The letter, sent the day after the meeting, also points to a policy that roads receiving those funds “must be drivable at 15 mph safely.”
Money from the state tax on gasoline and other liquid fuels is divided among municipalities based on their population and total road mileage. The funds can cover road projects like street repair and construction. East Washington’s allotment last year was more than $58,000. It had 2,000 people and less than six miles of eligible streets.
Borough police Chief David Bradley estimated the borough stands to lose “around $2,000.”
“It’s up to the council whether they’ll remove it or not, and that’ll be discussed at Monday’s meeting,” Bradley added.

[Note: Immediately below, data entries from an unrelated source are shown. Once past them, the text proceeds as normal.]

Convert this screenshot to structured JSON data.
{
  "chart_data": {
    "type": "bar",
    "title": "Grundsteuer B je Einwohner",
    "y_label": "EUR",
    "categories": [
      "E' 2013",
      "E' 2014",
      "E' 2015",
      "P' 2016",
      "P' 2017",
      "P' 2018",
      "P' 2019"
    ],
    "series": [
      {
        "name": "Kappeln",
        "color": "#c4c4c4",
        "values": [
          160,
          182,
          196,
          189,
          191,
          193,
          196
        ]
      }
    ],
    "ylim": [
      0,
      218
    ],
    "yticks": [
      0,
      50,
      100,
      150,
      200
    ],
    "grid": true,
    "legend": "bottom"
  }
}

Last month, council President Matt Boice dismissed PennDOT’s directive to remove the speed bumps as “really a non-story” and said the money the borough could lose by failing to comply would be “negligible.”
The borough had the seven bumps installed in July 2017. Along with two on South Wade Avenue near Washington & Jefferson College’s campus, the others are in less-traveled residential areas – Wilmont and Christman avenues and Thayer and Harrison streets. They force drivers to come to a near-halt before jostling over them.
While borough officials refer to the obstacles as “speed humps,” the obstacles they installed don’t match state officials’ description of that type of measure.
A PennDOT handbook does include a section on speed humps, which are three or four inches high but 12 to 20 feet long, as a way to slow traffic.
East Washington’s devices, which span the width of the street, aren’t as gradual – only 2 3/8 inches high but less than a foot long.
“Speed bumps may generate severe vertical displacement at low speeds and are not to be used as traffic calming measures,” according to the guidelines, which the letter cites.
Bradley said the other parameters of the measures – like the signs, roadway markings and placement – match state recommendations.
He said people in the borough were initially “split about 50-50” but the bumps seem to have become popular with citizens, who’ve asked for more of them. Other communities have shown interest in them, too. He said they’ve also stopped the speeding drivers who used to prompt complaints every month at council meetings.
“Without a doubt, it has diminished a little bit of traffic on South Wade,” Bradley said. “It has slowed travelers down at all the locations.”